Thursday, May 6, 2010

What stories are you carrying in your pocket?

At our Capitol Club Toastmasters meeting yesterday I was in charge of running the impromptu speaking portion of the program, which is called Table Topics. As the Table Topics Master I asked people a question, and they answered it with a one to two minute speech. My question was, “What’s in your wallet, pocket, purse, or backpack?” The idea came from a blog called Stories You Haven’t Heard. “What’s in your wallet?” has also been used as a catch phrase by Capital One for TV commercials about their credit card.

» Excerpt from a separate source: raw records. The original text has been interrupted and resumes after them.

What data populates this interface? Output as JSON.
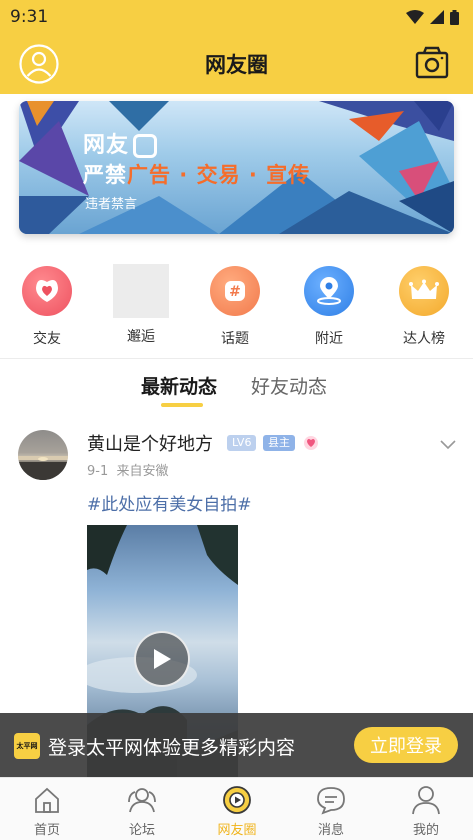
{
  "status_bar": {
    "time": "9:31"
  },
  "header": {
    "title": "网友圈"
  },
  "banner": {
    "title": "网友",
    "strip_prefix": "严禁",
    "strip_items": "广告 · 交易 · 宣传",
    "subtitle": "违者禁言"
  },
  "categories": [
    {
      "label": "交友",
      "icon": "heart-chat-icon",
      "color": "#f0616b"
    },
    {
      "label": "邂逅",
      "icon": "image-placeholder",
      "color": "#ececec"
    },
    {
      "label": "话题",
      "icon": "hashtag-icon",
      "color": "#f58a5a"
    },
    {
      "label": "附近",
      "icon": "location-pin-icon",
      "color": "#3f8ef0"
    },
    {
      "label": "达人榜",
      "icon": "crown-icon",
      "color": "#f5b53d"
    }
  ],
  "feed_tabs": [
    {
      "label": "最新动态",
      "active": true
    },
    {
      "label": "好友动态",
      "active": false
    }
  ],
  "post": {
    "author": "黄山是个好地方",
    "level_badge": "LV6",
    "role_badge": "县主",
    "date": "9-1",
    "location": "来自安徽",
    "tagline": "#此处应有美女自拍#"
  },
  "login_prompt": {
    "logo_text": "太平网",
    "message": "登录太平网体验更多精彩内容",
    "button": "立即登录"
  },
  "tabbar": [
    {
      "label": "首页",
      "icon": "home-icon",
      "active": false
    },
    {
      "label": "论坛",
      "icon": "forum-icon",
      "active": false
    },
    {
      "label": "网友圈",
      "icon": "friends-circle-icon",
      "active": true
    },
    {
      "label": "消息",
      "icon": "message-icon",
      "active": false
    },
    {
      "label": "我的",
      "icon": "profile-icon",
      "active": false
    }
  ],
  "colors": {
    "brand_yellow": "#f7cf43",
    "link_blue": "#4d6fa8"
  }
}
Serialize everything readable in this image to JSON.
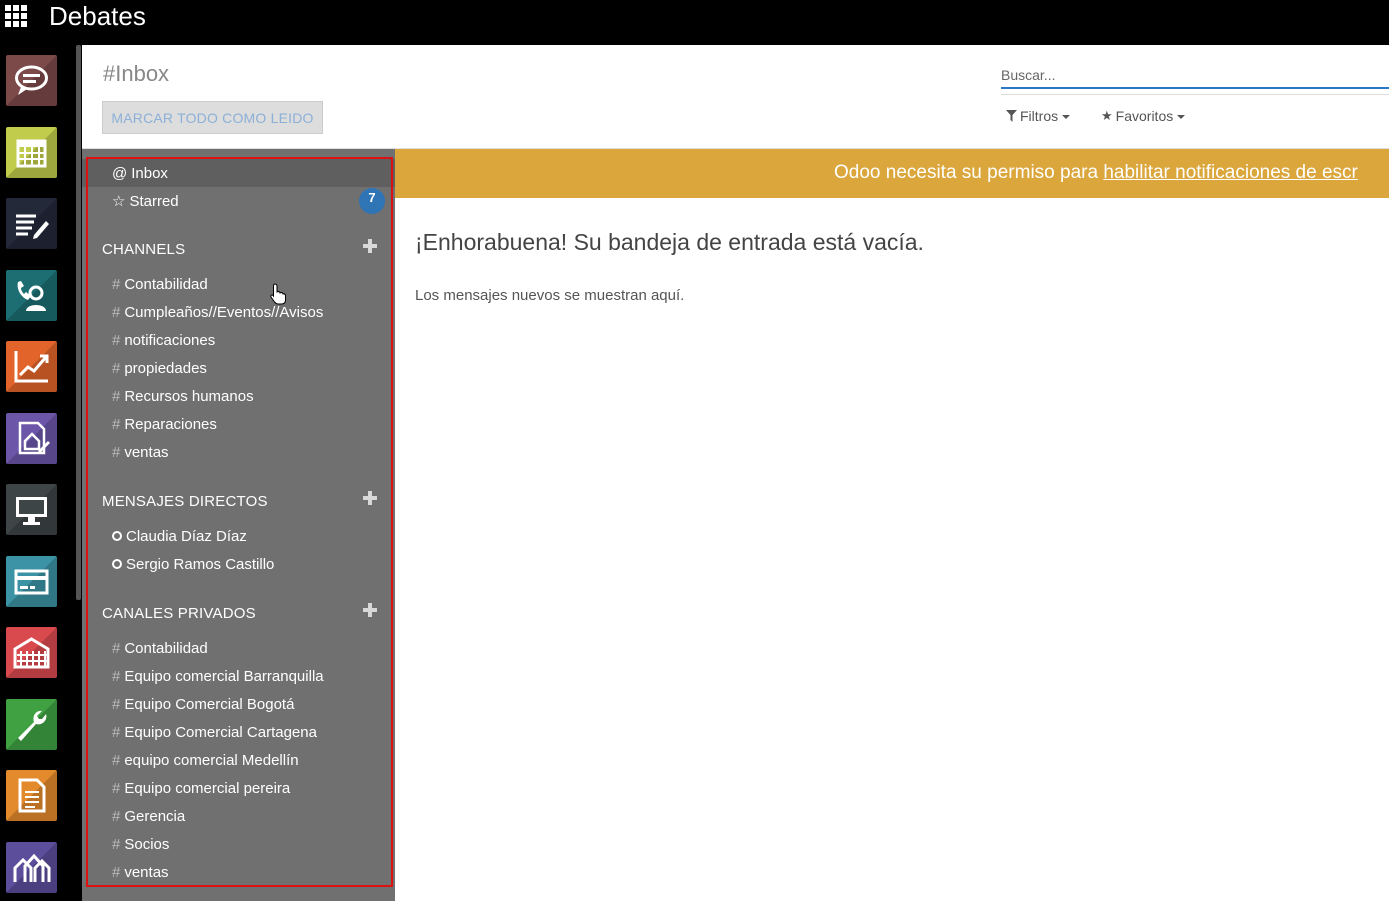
{
  "topbar": {
    "title": "Debates"
  },
  "rail": {
    "apps": [
      {
        "name": "discuss-app",
        "color": "#7c4a48",
        "icon": "chat-bubble-icon"
      },
      {
        "name": "calendar-app",
        "color": "#c1cb4c",
        "icon": "calendar-icon"
      },
      {
        "name": "notes-app",
        "color": "#24293a",
        "icon": "notes-edit-icon"
      },
      {
        "name": "contacts-app",
        "color": "#1d6e73",
        "icon": "contact-phone-icon"
      },
      {
        "name": "crm-app",
        "color": "#e2642b",
        "icon": "trend-chart-icon"
      },
      {
        "name": "property-app",
        "color": "#6b56a8",
        "icon": "house-edit-icon"
      },
      {
        "name": "website-app",
        "color": "#3e4546",
        "icon": "monitor-icon"
      },
      {
        "name": "payments-app",
        "color": "#3c93a5",
        "icon": "credit-card-icon"
      },
      {
        "name": "inventory-app",
        "color": "#d94a4f",
        "icon": "warehouse-icon"
      },
      {
        "name": "settings-app",
        "color": "#3fa142",
        "icon": "wrench-icon"
      },
      {
        "name": "documents-app",
        "color": "#e38a2c",
        "icon": "document-icon"
      },
      {
        "name": "realestate-app",
        "color": "#5c4e9b",
        "icon": "houses-icon"
      }
    ]
  },
  "control": {
    "breadcrumb": "#Inbox",
    "mark_all_read": "MARCAR TODO COMO LEIDO",
    "search_placeholder": "Buscar...",
    "filters": "Filtros",
    "favorites": "Favoritos"
  },
  "sidebar": {
    "inbox": "Inbox",
    "starred": "Starred",
    "starred_count": "7",
    "channels_header": "CHANNELS",
    "channels": [
      "Contabilidad",
      "Cumpleaños//Eventos//Avisos",
      "notificaciones",
      "propiedades",
      "Recursos humanos",
      "Reparaciones",
      "ventas"
    ],
    "dm_header": "MENSAJES DIRECTOS",
    "direct_messages": [
      "Claudia Díaz Díaz",
      "Sergio Ramos Castillo"
    ],
    "private_header": "CANALES PRIVADOS",
    "private_channels": [
      "Contabilidad",
      "Equipo comercial Barranquilla",
      "Equipo Comercial Bogotá",
      "Equipo Comercial Cartagena",
      "equipo comercial Medellín",
      "Equipo comercial pereira",
      "Gerencia",
      "Socios",
      "ventas"
    ]
  },
  "notice": {
    "text": "Odoo necesita su permiso para",
    "link": "habilitar notificaciones de escr"
  },
  "main": {
    "empty_title": "¡Enhorabuena! Su bandeja de entrada está vacía.",
    "empty_subtitle": "Los mensajes nuevos se muestran aquí."
  }
}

My example answer begins with a key chain. On it there is a little stainless steel, multipurpose tool called a Leatherman Micra. It unfolds to feature a scissors rather than the pliers found on the original larger tool. There also are a knife blade, regular and Phillips screwdrivers, tweezers, a nail file, and a bottle opener. A Micra normally sells for about $18.

This Leatherman Micra reminds me of my first road trip from Boise to the Seattle area. I bought my used Micra tool for just $3. It came from the State of Washington surplus warehouse in the Seattle suburb of Auburn. They had a tub full of confiscated knives and other sharp objects, like those deposited outside of security checkpoints at airports.

I had visited that warehouse to pick up an item won on an eBay online auction. It was a Polaroid MP4 copy stand. You probably have seen an MP4 used for close-up photography in the crime labs on CBS television shows like CSI and NCIS. It has a Polaroid camera that can move up and down on a five-foot tall column. The camera points down at a panel which is illuminated by four flood lights. Back before scanners and PowerPoint a copy stand was used to copy artwork, like making 35 mm slides for presentations. My MP4 has a mount for a digital camera instead of the Polaroid one. The image showing the Leatherman Micra was made on my MP4.

Auburn originally was named Slaughter, in memory of Lt. William Slaughter, who died in an Indian skirmish back in 1855. The main hotel in town even was called the Slaughter House. Later a large group of settlers from Auburn, New York moved there, and Slaughter was eventually renamed Auburn. However, when Auburn was building its second high school in the mid-1990s some suggested reviving the old name and calling it Slaughter High School. That sounded more like a title for a horror movie. Eventually they instead chose to call it Auburn Riverside High School.

While I was in Seattle I also stopped at the Boeing surplus warehouse in the suburb of Kent, Washington and also bought some other items from their famous tool crib.

My road trip to Seattle was via Interstate Routes 84, 82, and 90. I could have told you other entire stories about things in some of the towns on the way (Ontario, Baker City, Pendleton, etc.), or the scenery like the mountains, the Columbia and Yakina river valleys, and the Snoqualmie Pass.

The very best answer to the question of what’s in your pocket is a story retold by Robert Fulghum on page 170 of his book, It Was on Fire When I Lay Down on It. That story commonly is called Are There Any Questions? and has been incorporated in many sermons. The story told by Alexander Papaderos starts from a piece of a broken motorcycle mirror, and finishes with an answer for the meaning of his life.